Boswell, qui lui succéda, fit la biographie de Johnson d’une manière tout-à-fait opposée à celle de son maître. Au lieu d’un résumé brillant et profond, ce ne fut qu’une série d’anecdotes plus ou moins intéressantes, de détails minutieux, de petites circonstances, qui toutes se rapportaient au grand homme. Il montra Johnson dans toutes ses attitudes, sous tous ses aspects ; il le montra entouré des hommes d’esprit de l’époque ; il ne se permit pas d’indiquer au lecteur le jugement qu’il fallait porter ; il se contenta de faire le journal complet de toutes les actions de son héros. De mauvais copistes le suivirent à la trace, et nous donnèrent des volumes entiers sur des hommes obscurs, auteurs de livres également inconnus. Ils prêtèrent de l’importance à des personnages qui n’en avaient jamais eu, et nous apprirent en mille pages in-folio ce que personne ne se souciait d’apprendre[1].

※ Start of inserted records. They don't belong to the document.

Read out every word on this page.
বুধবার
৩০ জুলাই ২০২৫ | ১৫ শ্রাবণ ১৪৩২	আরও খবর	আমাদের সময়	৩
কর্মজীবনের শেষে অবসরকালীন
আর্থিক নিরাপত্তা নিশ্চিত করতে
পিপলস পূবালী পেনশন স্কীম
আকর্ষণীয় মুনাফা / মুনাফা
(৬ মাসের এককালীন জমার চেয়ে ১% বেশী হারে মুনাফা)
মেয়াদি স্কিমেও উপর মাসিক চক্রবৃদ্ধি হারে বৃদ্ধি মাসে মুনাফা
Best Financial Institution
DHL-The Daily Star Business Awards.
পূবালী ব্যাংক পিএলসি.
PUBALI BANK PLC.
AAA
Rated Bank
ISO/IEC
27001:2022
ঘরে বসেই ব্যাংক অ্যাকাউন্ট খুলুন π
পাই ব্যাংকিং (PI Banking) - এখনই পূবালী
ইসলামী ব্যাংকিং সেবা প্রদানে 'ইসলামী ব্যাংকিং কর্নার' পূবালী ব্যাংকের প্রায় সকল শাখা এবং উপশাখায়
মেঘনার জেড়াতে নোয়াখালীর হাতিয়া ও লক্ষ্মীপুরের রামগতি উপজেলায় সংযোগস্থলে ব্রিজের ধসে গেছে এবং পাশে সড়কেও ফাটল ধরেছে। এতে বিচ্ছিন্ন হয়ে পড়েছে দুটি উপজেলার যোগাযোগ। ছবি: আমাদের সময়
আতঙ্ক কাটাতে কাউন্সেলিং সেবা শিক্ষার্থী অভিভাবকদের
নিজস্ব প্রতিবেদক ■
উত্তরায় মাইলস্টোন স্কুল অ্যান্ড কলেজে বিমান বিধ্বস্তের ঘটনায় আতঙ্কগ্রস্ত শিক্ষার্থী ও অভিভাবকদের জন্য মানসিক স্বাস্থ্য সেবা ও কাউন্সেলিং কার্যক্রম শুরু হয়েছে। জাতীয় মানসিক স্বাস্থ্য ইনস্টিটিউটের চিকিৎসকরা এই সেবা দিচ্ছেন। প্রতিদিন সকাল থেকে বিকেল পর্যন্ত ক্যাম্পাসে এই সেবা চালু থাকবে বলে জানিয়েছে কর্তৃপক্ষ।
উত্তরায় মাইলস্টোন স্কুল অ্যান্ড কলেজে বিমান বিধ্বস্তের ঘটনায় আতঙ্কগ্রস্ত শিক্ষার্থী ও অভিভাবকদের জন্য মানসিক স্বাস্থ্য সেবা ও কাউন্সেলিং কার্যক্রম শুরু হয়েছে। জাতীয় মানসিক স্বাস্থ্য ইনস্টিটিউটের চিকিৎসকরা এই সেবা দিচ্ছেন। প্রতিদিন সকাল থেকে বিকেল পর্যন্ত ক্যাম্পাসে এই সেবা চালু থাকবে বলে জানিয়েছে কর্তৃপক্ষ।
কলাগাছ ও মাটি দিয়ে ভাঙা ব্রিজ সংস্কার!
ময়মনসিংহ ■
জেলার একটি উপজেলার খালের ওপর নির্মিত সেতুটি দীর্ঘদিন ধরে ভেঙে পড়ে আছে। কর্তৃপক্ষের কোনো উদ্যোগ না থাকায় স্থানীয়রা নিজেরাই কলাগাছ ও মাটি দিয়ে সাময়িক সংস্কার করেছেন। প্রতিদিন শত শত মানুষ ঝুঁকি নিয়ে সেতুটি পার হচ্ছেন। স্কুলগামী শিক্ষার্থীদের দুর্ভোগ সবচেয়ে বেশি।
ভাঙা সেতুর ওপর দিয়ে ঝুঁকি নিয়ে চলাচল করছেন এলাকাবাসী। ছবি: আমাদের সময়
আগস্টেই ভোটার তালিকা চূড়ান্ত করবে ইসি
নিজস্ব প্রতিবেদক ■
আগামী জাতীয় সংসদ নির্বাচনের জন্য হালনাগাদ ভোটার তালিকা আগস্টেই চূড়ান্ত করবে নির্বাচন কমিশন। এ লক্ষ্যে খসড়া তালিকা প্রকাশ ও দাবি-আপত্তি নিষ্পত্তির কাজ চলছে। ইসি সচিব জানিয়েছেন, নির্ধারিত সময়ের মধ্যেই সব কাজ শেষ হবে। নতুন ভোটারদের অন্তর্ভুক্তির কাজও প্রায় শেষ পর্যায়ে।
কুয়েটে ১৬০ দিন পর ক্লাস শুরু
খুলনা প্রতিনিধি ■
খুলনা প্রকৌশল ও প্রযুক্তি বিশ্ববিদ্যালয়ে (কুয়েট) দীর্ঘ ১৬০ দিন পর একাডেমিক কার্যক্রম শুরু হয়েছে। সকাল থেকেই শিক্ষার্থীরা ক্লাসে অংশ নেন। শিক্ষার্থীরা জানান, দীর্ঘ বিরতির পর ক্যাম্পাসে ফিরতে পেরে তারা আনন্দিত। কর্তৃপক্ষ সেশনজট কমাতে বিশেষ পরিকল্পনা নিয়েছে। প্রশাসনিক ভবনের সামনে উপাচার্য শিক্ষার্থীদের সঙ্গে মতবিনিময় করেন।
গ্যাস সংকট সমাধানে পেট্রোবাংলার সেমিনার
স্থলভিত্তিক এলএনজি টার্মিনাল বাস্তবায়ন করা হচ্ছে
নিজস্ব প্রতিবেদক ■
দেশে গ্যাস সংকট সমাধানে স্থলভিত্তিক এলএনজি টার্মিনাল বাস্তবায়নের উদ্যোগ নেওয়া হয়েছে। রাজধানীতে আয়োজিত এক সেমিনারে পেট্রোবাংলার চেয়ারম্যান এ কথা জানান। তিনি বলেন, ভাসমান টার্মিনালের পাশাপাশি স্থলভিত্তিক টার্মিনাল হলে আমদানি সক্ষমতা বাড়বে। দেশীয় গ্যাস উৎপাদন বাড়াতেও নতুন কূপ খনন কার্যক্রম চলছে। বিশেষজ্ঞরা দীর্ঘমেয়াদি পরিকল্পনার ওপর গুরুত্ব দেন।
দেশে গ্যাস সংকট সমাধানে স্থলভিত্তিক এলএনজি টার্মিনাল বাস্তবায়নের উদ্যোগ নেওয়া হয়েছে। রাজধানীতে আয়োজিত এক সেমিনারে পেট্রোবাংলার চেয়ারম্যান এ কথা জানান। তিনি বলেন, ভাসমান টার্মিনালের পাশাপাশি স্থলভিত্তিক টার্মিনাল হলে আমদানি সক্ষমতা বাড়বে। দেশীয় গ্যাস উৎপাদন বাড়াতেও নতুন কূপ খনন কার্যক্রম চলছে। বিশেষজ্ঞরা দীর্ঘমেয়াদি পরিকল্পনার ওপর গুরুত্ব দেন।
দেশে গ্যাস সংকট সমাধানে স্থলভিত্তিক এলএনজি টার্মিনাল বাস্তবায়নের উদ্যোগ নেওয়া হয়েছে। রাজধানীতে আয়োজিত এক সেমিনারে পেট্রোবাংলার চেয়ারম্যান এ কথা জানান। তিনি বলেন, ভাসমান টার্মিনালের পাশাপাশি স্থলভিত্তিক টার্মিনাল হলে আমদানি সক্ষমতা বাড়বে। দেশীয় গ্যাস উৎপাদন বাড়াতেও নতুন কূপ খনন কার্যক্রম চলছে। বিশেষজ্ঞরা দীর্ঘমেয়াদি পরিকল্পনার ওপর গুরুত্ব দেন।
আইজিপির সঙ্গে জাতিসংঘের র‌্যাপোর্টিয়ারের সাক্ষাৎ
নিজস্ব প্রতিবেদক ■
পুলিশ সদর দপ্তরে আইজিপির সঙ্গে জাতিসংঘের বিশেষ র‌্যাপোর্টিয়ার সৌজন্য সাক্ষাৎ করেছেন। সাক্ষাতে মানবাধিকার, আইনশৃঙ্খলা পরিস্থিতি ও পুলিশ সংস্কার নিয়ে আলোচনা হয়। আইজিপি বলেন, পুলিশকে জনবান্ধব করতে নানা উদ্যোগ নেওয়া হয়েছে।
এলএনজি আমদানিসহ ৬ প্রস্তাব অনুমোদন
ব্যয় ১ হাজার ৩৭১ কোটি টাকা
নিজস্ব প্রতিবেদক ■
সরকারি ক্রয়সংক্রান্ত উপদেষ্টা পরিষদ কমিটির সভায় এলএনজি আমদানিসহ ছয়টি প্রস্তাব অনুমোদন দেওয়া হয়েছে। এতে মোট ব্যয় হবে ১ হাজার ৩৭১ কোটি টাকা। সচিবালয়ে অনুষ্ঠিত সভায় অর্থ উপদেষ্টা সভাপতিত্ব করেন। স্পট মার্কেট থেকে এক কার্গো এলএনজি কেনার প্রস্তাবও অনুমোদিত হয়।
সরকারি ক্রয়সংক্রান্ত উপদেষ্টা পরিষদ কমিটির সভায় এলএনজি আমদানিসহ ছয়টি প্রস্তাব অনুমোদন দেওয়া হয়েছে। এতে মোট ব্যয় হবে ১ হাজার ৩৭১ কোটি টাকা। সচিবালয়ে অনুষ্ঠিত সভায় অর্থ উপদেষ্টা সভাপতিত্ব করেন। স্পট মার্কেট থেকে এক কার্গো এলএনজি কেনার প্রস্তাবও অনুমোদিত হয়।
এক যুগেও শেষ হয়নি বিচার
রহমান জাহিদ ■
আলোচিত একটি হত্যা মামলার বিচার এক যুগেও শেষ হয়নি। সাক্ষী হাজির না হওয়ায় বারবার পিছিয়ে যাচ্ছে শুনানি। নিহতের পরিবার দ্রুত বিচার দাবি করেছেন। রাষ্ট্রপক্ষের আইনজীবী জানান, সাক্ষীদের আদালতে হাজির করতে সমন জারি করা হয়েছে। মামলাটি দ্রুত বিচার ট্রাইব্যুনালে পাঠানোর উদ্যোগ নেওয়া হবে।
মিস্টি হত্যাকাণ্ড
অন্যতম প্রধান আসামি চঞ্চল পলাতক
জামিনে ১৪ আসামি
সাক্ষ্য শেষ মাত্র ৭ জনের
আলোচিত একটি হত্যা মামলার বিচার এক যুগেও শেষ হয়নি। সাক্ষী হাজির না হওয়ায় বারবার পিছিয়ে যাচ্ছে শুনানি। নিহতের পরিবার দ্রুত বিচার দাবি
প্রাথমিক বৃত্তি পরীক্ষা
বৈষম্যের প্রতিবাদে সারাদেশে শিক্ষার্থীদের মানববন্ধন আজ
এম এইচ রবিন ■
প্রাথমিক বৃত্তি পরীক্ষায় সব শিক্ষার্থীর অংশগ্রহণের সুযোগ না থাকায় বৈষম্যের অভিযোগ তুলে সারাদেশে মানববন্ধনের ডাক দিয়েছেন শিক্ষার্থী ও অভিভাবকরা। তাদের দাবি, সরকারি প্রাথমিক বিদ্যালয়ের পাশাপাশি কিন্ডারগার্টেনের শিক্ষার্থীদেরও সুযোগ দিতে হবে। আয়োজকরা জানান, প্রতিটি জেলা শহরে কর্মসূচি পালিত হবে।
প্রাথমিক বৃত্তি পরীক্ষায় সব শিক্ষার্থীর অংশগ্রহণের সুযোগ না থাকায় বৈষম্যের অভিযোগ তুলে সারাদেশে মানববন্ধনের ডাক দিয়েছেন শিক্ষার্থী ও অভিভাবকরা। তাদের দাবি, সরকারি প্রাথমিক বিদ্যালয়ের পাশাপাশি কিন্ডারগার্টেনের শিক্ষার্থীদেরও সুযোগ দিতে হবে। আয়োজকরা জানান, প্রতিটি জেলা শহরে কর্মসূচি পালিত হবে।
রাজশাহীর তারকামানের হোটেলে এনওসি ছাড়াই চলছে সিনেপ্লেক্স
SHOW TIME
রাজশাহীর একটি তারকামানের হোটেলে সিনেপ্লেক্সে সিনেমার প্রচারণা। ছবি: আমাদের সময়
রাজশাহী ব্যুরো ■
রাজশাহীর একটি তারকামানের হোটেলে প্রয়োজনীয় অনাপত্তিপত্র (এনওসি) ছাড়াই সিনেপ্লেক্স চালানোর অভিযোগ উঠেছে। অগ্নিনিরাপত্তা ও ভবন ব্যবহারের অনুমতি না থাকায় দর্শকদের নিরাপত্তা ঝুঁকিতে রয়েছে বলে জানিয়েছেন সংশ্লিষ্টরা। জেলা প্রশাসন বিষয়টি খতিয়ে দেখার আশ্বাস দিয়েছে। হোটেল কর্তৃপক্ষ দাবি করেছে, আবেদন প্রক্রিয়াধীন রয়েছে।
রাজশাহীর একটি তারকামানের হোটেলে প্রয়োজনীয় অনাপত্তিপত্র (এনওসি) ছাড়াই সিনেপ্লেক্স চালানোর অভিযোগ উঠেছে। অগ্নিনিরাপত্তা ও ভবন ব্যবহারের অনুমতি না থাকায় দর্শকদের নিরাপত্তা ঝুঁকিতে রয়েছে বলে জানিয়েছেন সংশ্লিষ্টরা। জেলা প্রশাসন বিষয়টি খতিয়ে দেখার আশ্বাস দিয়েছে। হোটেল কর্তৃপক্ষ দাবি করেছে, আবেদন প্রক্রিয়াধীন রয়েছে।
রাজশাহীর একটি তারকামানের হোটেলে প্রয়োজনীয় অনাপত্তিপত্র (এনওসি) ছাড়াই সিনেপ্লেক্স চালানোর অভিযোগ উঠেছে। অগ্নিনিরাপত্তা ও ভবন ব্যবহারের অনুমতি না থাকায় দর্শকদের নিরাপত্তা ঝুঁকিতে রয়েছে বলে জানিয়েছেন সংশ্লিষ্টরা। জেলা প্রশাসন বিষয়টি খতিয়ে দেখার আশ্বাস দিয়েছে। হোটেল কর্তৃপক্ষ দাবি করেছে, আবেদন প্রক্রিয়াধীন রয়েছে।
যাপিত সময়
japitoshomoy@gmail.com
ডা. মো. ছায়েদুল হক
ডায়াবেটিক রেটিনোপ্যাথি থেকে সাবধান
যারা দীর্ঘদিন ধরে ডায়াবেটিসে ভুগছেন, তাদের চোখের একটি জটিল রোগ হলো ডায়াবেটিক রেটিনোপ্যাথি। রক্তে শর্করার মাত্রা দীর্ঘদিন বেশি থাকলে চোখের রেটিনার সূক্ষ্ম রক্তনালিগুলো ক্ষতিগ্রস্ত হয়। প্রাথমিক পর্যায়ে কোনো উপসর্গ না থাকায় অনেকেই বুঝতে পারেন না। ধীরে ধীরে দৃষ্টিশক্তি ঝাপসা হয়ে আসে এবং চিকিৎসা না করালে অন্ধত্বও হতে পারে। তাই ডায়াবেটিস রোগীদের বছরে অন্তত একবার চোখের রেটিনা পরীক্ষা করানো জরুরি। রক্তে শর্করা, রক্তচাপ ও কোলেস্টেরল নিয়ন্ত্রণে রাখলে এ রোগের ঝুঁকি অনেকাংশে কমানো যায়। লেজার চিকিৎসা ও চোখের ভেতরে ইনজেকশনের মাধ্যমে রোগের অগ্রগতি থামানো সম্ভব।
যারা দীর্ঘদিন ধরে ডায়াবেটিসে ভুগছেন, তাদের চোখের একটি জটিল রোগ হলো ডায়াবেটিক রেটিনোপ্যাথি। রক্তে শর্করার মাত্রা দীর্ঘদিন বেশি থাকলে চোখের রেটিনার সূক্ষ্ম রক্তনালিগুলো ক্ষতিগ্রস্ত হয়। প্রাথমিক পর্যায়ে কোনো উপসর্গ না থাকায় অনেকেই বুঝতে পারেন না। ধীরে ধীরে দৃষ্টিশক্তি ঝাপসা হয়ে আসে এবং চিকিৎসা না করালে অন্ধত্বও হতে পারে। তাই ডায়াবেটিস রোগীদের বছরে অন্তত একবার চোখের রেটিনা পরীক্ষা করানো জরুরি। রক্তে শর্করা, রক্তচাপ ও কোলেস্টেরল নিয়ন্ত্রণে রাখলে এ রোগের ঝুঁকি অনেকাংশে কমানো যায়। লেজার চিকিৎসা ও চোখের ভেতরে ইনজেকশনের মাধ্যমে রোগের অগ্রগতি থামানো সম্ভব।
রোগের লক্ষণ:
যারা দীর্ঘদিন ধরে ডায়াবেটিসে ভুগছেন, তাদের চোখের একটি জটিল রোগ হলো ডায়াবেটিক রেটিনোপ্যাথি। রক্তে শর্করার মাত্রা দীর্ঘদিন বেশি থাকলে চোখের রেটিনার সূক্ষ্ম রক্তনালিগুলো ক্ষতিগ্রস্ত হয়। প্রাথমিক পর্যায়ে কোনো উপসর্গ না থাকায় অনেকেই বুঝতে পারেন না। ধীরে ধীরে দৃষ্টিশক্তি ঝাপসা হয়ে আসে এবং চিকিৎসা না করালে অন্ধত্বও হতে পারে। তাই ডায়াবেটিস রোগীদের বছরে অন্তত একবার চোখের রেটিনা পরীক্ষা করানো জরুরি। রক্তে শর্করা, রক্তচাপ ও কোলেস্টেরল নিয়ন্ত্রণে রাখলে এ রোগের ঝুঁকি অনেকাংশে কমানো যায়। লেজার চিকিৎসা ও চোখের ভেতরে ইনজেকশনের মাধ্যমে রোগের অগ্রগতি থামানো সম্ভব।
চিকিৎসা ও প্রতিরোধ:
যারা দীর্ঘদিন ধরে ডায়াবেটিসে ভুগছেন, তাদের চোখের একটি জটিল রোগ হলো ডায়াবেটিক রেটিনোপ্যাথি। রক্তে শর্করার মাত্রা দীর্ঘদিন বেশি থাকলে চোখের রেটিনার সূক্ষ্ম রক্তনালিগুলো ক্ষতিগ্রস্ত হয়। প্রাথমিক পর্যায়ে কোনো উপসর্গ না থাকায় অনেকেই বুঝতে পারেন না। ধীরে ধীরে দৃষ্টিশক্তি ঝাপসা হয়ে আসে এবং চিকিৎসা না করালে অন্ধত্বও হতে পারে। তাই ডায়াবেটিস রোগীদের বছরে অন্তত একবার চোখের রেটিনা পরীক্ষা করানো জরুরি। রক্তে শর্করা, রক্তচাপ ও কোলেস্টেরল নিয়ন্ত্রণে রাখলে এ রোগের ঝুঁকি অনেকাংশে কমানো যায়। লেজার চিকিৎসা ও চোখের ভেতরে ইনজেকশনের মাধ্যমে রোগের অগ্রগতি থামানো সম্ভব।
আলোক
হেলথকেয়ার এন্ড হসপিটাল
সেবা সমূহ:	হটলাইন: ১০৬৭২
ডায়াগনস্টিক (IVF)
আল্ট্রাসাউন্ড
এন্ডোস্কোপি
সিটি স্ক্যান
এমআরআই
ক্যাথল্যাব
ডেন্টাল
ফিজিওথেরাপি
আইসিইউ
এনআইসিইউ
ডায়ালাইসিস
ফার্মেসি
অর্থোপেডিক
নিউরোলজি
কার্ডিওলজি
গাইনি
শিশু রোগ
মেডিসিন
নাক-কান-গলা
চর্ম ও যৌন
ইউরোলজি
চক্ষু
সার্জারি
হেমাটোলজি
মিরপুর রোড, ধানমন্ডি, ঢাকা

À la tête de nos biographes il faut placer James Currie, médecin distingué, excellent homme, qui, après la mort de Burns, se chargea de mettre en ordre les papiers que laissait après lui le malheureux poète, et fit servir cette édition à soulager les besoins de la veuve et des enfans, qui restaient sans protecteur dans la triste chaumière de Burns. Cette œuvre d’amour et de charité fut couronnée de tout le succès qu’elle méritait.

  1. Quelle que soit la pureté du style de Samuel Johnson, ses appréciations des poètes modernes sont très souvent fausses ; le sentiment poétique lui manquait. Son meilleur ouvrage est un Dictionnaire de la langue anglaise, chef-d’œuvre d’érudition, de discernement et de bon sens. Puisque l’auteur de ces esquisses le nomme comme biographe, il aurait dû le citer aussi comme auteur de Rasselas, roman moral et allégorique, assez peu amusant, mais dans lequel la force de la pensée et la sévérité de la morale remplacent l’intérêt qui manque à cette œuvre. Quant à Boswell, c’est un anecdotier qui ressemble beaucoup à Dangeau, et qui s’est attaché à la vie du géant littéraire, comme ce gentilhomme, le niais de la cour de Louis xiv, s’attacha au géant monarchique. Son ouvrage sur Johnson est sans esprit, mais plein de détails curieux sur les mœurs de cette époque.